Friday, June 23, 2006
The Passage of Time in MMORPGs
Let's consider the question of how time passes (or not) in online worlds. It takes us into multiple game systems, and winds up having some deep connections to how different people experience a game world.
The first question that has to be asked is, should time pass at all?
It's not a requirement for a game. You could simply make time in the game an eternal "now," and eliminate all questions related to the passage of time.
For some game worlds, that might be desirable. Social worlds, for example, probably don't need to create their own local time format. It's also possible to imagine game worlds that are more like tone poems; they're not about gameplay so much as experiencing a particular feeling or event.
It's when we consider larger and more complex game worlds in which players can, to some degree, tell their own stories that marking time in the game world becomes useful. For these worlds that try to balance gameplay and immersiveness, the next question is whether time should pass with reference to physical or social phenomena (or both).
Examples of physical phenomena related to time are things like the day/night cycle, circadian rhythms, tides, seasons (temperature, weather), erosion, plant and animal responses to long-term temperature changes (as during the "Little Ice Age"), and continental drift.
And examples of social phenomena related to time are interest on loans, labor organization, traffic patterns, housing styles, city growth, and migration routes.
To explore these possibilities for features in a gameworld, let's look at the most common ways in which time is measured.
The measurement of seconds only gains importance when you can measure them accurately. That means you need the ability to build clocks/watches. So does the technology in your game (whether mechanical or magical) support that?
And from a game perspective, do players need to know exactly what second something happened or will happen?
Hours are primarily a social measure of time. As civilizations become more complex, they tend to develop labor specializations. To support people of different professions working together, it's useful to be able to coordinate times at which exchanges can be made.
Is this really necessary in your game?

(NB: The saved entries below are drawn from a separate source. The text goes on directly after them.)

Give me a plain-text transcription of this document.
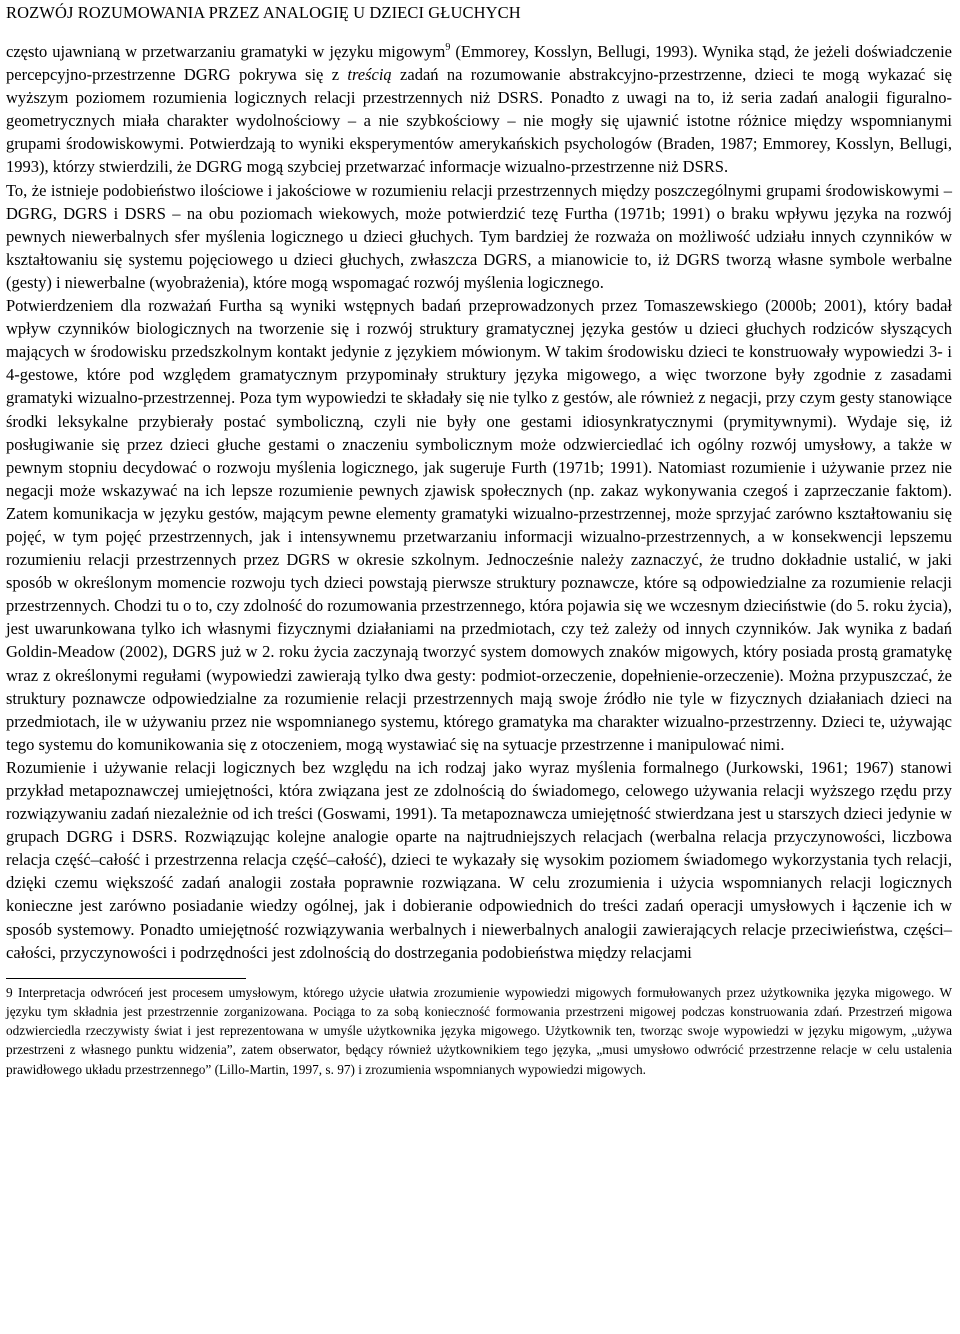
ROZWÓJ ROZUMOWANIA PRZEZ ANALOGIĘ U DZIECI GŁUCHYCH

często ujawnianą w przetwarzaniu gramatyki w języku migowym$^9$ (Emmorey, Kosslyn, Bellugi, 1993). Wynika stąd, że jeżeli doświadczenie percepcyjno-przestrzenne DGRG pokrywa się z treścią zadań na rozumowanie abstrakcyjno-przestrzenne, dzieci te mogą wykazać się wyższym poziomem rozumienia logicznych relacji przestrzennych niż DSRS. Ponadto z uwagi na to, iż seria zadań analogii figuralno-geometrycznych miała charakter wydolnościowy – a nie szybkościowy – nie mogły się ujawnić istotne różnice między wspomnianymi grupami środowiskowymi. Potwierdzają to wyniki eksperymentów amerykańskich psychologów (Braden, 1987; Emmorey, Kosslyn, Bellugi, 1993), którzy stwierdzili, że DGRG mogą szybciej przetwarzać informacje wizualno-przestrzenne niż DSRS.

To, że istnieje podobieństwo ilościowe i jakościowe w rozumieniu relacji przestrzennych między poszczególnymi grupami środowiskowymi – DGRG, DGRS i DSRS – na obu poziomach wiekowych, może potwierdzić tezę Furtha (1971b; 1991) o braku wpływu języka na rozwój pewnych niewerbalnych sfer myślenia logicznego u dzieci głuchych. Tym bardziej że rozważa on możliwość udziału innych czynników w kształtowaniu się systemu pojęciowego u dzieci głuchych, zwłaszcza DGRS, a mianowicie to, iż DGRS tworzą własne symbole werbalne (gesty) i niewerbalne (wyobrażenia), które mogą wspomagać rozwój myślenia logicznego.

Potwierdzeniem dla rozważań Furtha są wyniki wstępnych badań przeprowadzonych przez Tomaszewskiego (2000b; 2001), który badał wpływ czynników biologicznych na tworzenie się i rozwój struktury gramatycznej języka gestów u dzieci głuchych rodziców słyszących mających w środowisku przedszkolnym kontakt jedynie z językiem mówionym. W takim środowisku dzieci te konstruowały wypowiedzi 3- i 4-gestowe, które pod względem gramatycznym przypominały struktury języka migowego, a więc tworzone były zgodnie z zasadami gramatyki wizualno-przestrzennej. Poza tym wypowiedzi te składały się nie tylko z gestów, ale również z negacji, przy czym gesty stanowiące środki leksykalne przybierały postać symboliczną, czyli nie były one gestami idiosynkratycznymi (prymitywnymi). Wydaje się, iż posługiwanie się przez dzieci głuche gestami o znaczeniu symbolicznym może odzwierciedlać ich ogólny rozwój umysłowy, a także w pewnym stopniu decydować o rozwoju myślenia logicznego, jak sugeruje Furth (1971b; 1991). Natomiast rozumienie i używanie przez nie negacji może wskazywać na ich lepsze rozumienie pewnych zjawisk społecznych (np. zakaz wykonywania czegoś i zaprzeczanie faktom). Zatem komunikacja w języku gestów, mającym pewne elementy gramatyki wizualno-przestrzennej, może sprzyjać zarówno kształtowaniu się pojęć, w tym pojęć przestrzennych, jak i intensywnemu przetwarzaniu informacji wizualno-przestrzennych, a w konsekwencji lepszemu rozumieniu relacji przestrzennych przez DGRS w okresie szkolnym. Jednocześnie należy zaznaczyć, że trudno dokładnie ustalić, w jaki sposób w określonym momencie rozwoju tych dzieci powstają pierwsze struktury poznawcze, które są odpowiedzialne za rozumienie relacji przestrzennych. Chodzi tu o to, czy zdolność do rozumowania przestrzennego, która pojawia się we wczesnym dzieciństwie (do 5. roku życia), jest uwarunkowana tylko ich własnymi fizycznymi działaniami na przedmiotach, czy też zależy od innych czynników. Jak wynika z badań Goldin-Meadow (2002), DGRS już w 2. roku życia zaczynają tworzyć system domowych znaków migowych, który posiada prostą gramatykę wraz z określonymi regułami (wypowiedzi zawierają tylko dwa gesty: podmiot-orzeczenie, dopełnienie-orzeczenie). Można przypuszczać, że struktury poznawcze odpowiedzialne za rozumienie relacji przestrzennych mają swoje źródło nie tyle w fizycznych działaniach dzieci na przedmiotach, ile w używaniu przez nie wspomnianego systemu, którego gramatyka ma charakter wizualno-przestrzenny. Dzieci te, używając tego systemu do komunikowania się z otoczeniem, mogą wystawiać się na sytuacje przestrzenne i manipulować nimi.

Rozumienie i używanie relacji logicznych bez względu na ich rodzaj jako wyraz myślenia formalnego (Jurkowski, 1961; 1967) stanowi przykład metapoznawczej umiejętności, która związana jest ze zdolnością do świadomego, celowego używania relacji wyższego rzędu przy rozwiązywaniu zadań niezależnie od ich treści (Goswami, 1991). Ta metapoznawcza umiejętność stwierdzana jest u starszych dzieci jedynie w grupach DGRG i DSRS. Rozwiązując kolejne analogie oparte na najtrudniejszych relacjach (werbalna relacja przyczynowości, liczbowa relacja część–całość i przestrzenna relacja część–całość), dzieci te wykazały się wysokim poziomem świadomego wykorzystania tych relacji, dzięki czemu większość zadań analogii została poprawnie rozwiązana. W celu zrozumienia i użycia wspomnianych relacji logicznych konieczne jest zarówno posiadanie wiedzy ogólnej, jak i dobieranie odpowiednich do treści zadań operacji umysłowych i łączenie ich w sposób systemowy. Ponadto umiejętność rozwiązywania werbalnych i niewerbalnych analogii zawierających relacje przeciwieństwa, części–całości, przyczynowości i podrzędności jest zdolnością do dostrzegania podobieństwa między relacjami

9 Interpretacja odwróceń jest procesem umysłowym, którego użycie ułatwia zrozumienie wypowiedzi migowych formułowanych przez użytkownika języka migowego. W języku tym składnia jest przestrzennie zorganizowana. Pociąga to za sobą konieczność formowania przestrzeni migowej podczas konstruowania zdań. Przestrzeń migowa odzwierciedla rzeczywisty świat i jest reprezentowana w umyśle użytkownika języka migowego. Użytkownik ten, tworząc swoje wypowiedzi w języku migowym, „używa przestrzeni z własnego punktu widzenia”, zatem obserwator, będący również użytkownikiem tego języka, „musi umysłowo odwrócić przestrzenne relacje w celu ustalenia prawidłowego układu przestrzennego” (Lillo-Martin, 1997, s. 97) i zrozumienia wspomnianych wypowiedzi migowych.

Is there gameplay value in players knowing exactly what hour (within some larger measure of time, usually a day) it is?
Is your game set in a location on a planet that rotates near a star, revolves around that star, and whose rotation period does not match its revolution period? If so, then logically it would have a day/night cycle. (Some orbital bodies are what's called "tidally-locked" -- from the perspective of someone on the body they revolve around, such a satellite always presents basically the same face. Our Moon is like that.)
And do you want to spend time developing the graphics and code to dynamically change both the ambient lighting and the sky textures?
If both of these conditions are true, if you implement a day/night cycle, then you'll probably want to define the "day" of your game to be shorter than a real-world day. All of the MMORPGs I know of with day/night cycles do this; it just seems to be perceived as more fun by most players -- probably a function of variety/novelty.
Another socially-generated measure of time that your game probably doesn't need.
Yet another primarily social measure of time. Because months are usually named, they're potentially interesting as lore flavoring if your game also implements days and years.
Seasons -- cyclically recurring periods of global temperature and weather variation -- are sometimes thought to be caused by a planet's orbit being elliptical, but that's not correct... at least not for Earth, whose orbit is not very elliptical. (A planet in a more elliptical orbit, such as Mars, does have orbitally-induced seasons.)
Earth's seasons are caused by its axis being tilted (rather than perpendicular) with respect to the plane of its orbit around the Sun. Because of its tilt and average distance from the Sun, both of the northern and southern hemispheres get roughly four seasons. (Except for Minnesota, which has only two seasons: Winter and Construction.)
So if you set your game world on a planet, is that planet tilted on its axis? And will you implement weather in your game?
If so, then it's conceivable that weather patterns could change over the year according to seasons. Knowing when a season was about to start was incredibly important when survival depended on predicting when the local delta would flood. That permitted sufficient crops to be irrigated to feed a growing city. But as technology improved, and agriculture became less critical, seasons became mostly a mildly interesting way to break up the passage of a year -- basically they allow some variation in the local weather.
So are seasons worth the development time?
To put it another way: If weather is implemented at all in your game, will it have any practical effect? Or will it just be pretty?
If it has some actual effect, then seasons might be worthwhile. Otherwise, probably not.
The period of a planetary body's revolution around a star is its year. It's a good measure of the passage of time compared to a human's lifespan.
If characters in your game are effectively immortal, years might not be worth implementing.
On the other hand, if nothing else ever changes cyclically in the game, then there's no real downside to implementing years as an accumulation of some number of days (other than the time to write and maintain the code). If players can know that they started playing in the year 3371 and it's now the year 3402, what are the benefits of that, and do they outweigh the cost in terms of the time it took to code that capability?
What about if instead of numbering years, you named them (as in the "Year of the Fruit Bat")?
Decades and Longer Periods
It would be fascinating to see an online game world that tried to deepen its immersiveness by reflecting some of the phenomena related to multi-year spans of time. These could be physical, such as changes in tree types or animal migrations; or they could be social, as in organizing periods of years according to who's in charge politically ("the 12th year of the glorious reign of Planodigitus Maximus").
Perhaps someone will give this kind of thing a shot someday.